On the other hand, for video applications where size and power consumption are significant factors, such as unmanned aerial systems (UAS), RFPD is the better choice. The linearization functions needed to predistort the signal are essentially the same for DPD and RFPD. However, the independent gain and phase adjustments in RFPD are analog and are determined by comparing the envelopes of the input signal with the PA’s output signal. RFPD circuits are more compact, have low power consumption, and have improved correction bandwidth over its DPD counterpart. Care does have to be taken control DC bias changes and to mitigate effects of temperature change.

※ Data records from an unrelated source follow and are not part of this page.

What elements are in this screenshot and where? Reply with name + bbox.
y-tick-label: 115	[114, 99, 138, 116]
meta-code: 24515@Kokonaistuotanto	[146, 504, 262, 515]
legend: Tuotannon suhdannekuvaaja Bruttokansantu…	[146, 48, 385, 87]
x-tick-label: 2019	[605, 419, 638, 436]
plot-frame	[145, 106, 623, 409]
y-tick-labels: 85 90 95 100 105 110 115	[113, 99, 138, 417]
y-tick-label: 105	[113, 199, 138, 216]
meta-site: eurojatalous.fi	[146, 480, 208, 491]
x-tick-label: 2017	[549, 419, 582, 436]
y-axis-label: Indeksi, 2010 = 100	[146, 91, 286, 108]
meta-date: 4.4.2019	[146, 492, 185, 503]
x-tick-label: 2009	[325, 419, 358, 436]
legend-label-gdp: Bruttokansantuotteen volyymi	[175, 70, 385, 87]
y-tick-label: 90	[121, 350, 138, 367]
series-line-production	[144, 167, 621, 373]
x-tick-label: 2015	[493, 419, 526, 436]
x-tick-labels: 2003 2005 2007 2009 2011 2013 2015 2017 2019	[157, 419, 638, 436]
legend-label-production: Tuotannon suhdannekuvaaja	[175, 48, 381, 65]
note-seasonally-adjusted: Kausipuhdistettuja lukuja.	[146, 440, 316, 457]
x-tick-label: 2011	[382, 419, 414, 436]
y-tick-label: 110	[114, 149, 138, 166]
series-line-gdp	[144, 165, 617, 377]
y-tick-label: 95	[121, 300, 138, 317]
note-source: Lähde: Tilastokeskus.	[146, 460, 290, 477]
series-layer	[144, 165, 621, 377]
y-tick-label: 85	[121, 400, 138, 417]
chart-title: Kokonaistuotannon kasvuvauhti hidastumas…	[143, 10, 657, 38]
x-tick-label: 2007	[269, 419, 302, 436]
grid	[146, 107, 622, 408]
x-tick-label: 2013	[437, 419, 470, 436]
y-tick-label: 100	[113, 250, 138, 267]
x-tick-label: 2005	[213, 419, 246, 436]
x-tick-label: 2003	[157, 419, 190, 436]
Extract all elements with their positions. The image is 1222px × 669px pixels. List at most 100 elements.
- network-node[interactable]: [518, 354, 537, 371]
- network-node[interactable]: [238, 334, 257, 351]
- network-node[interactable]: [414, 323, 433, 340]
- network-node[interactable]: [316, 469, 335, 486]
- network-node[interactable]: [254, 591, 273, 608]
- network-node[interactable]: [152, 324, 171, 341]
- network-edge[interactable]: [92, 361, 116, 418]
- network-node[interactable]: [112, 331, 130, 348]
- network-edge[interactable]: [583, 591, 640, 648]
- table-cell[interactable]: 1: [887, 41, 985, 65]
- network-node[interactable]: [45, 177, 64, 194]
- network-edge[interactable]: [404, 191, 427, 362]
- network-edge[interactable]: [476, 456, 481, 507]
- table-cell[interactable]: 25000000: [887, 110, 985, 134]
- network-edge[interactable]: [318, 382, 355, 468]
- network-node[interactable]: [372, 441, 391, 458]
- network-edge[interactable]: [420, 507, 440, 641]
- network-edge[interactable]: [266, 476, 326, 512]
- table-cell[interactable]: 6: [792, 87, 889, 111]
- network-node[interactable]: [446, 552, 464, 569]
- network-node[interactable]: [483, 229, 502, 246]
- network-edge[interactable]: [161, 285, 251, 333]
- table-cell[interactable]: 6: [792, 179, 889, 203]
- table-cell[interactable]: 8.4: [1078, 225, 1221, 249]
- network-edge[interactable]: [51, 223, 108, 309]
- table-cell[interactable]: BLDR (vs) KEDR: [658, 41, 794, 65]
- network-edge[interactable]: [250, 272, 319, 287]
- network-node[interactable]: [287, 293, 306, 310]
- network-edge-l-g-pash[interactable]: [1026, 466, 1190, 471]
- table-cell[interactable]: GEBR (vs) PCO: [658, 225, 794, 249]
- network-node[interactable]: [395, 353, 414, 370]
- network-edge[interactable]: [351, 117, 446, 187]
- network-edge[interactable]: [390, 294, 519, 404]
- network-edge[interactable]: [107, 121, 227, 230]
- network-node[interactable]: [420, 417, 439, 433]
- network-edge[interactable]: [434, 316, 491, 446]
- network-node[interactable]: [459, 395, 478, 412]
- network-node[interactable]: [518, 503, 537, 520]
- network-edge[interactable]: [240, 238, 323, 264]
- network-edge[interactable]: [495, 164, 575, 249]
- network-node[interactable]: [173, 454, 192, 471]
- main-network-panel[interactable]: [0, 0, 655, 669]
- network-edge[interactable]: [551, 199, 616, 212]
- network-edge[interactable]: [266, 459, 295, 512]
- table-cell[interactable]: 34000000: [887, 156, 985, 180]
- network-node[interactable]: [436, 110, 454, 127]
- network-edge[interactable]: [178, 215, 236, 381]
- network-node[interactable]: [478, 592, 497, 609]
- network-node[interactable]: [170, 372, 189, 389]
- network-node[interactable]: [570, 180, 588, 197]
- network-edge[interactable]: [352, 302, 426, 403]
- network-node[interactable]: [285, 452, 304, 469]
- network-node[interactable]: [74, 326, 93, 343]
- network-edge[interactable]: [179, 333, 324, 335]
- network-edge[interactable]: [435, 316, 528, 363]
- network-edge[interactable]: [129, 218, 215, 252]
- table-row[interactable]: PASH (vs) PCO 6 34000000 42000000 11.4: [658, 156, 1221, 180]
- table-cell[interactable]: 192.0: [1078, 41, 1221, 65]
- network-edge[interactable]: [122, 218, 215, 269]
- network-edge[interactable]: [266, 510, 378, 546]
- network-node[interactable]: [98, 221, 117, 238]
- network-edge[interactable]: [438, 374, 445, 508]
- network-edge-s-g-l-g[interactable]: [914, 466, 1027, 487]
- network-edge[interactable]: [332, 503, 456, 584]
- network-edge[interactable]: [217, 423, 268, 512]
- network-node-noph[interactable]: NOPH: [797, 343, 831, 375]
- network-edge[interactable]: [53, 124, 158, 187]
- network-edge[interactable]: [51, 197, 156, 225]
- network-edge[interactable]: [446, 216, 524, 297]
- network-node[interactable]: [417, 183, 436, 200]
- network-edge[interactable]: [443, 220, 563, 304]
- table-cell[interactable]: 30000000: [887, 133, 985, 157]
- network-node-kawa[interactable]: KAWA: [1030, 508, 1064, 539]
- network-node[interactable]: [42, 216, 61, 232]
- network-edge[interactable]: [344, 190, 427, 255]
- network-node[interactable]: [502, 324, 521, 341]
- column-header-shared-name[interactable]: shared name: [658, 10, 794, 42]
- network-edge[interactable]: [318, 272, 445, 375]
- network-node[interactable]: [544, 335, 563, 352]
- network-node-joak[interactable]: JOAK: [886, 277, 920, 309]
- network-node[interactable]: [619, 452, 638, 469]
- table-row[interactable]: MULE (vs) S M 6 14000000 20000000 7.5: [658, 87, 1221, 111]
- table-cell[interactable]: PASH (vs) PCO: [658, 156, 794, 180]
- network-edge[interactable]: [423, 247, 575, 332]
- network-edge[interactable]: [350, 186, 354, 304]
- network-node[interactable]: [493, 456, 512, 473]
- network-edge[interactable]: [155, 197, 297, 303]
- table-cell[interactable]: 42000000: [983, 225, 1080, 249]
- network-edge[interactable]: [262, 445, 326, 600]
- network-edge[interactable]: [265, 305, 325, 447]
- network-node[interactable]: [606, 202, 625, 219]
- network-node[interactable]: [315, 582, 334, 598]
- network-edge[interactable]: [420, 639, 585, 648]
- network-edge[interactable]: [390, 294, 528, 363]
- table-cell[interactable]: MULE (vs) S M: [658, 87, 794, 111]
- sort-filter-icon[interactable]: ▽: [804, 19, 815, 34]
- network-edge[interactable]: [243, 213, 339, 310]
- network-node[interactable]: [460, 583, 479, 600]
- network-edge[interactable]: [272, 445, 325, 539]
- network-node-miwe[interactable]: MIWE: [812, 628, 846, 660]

I was recently introduced to a new RFPD solution, the Power Amplifier Linearizer Module (PALM) from NuWaves Engineering. The fully adaptive PALM is very compact, measuring only 2.50” x 1.75” x 0.75” and weighing 2.5 ounces, with a power consumption under 1 W (0.2A @ +5VDC). The first release will operate from 2200 to 2600 MHz and will provide between 12 and 20 dB improvement on ACPR, depending on the modulation and signal bandwidth.

I was impressed with the performance PALM demonstrated on a PA with Psat of 12 W amplifying a 32 QAM signal with 6.9 dB PAR that had an EVM of 3.8% and MER of 23.3 dB when operating at Psat. When the PA was backed-off 3 dB to 6 W output power and the PALM was implemented, the shoulder level improved by 12.7 dB, the EVM was 0.95%, and the MER was 35.2 dB.  Assuming a 1:1 ratio for shoulder level improvement to back-off, to achieve the same performance at 6 W without PALM predistortion would require a much larger PA (near 100 W) backed way off.

The PALM will likely be used in applications that include UAS, RF communications, software defined radios (SDR), and broadband telemetry. NuWaves also plans to offer the PALM in other frequency bands between 168 MHz and 4.2 GHz, as applications arise.

I’m no stranger to fully adaptive predistortion techniques since I was an engineer in the broadcast TV industry for many years.  Adaptive DPD was commonly used with class AB LDMOS PAs to increase linearity in order to improve transmitter performance and meet FCC mask requirements.  It was nice to finally be exposed to DPD’s power sipping, compact predecessor, RFPD.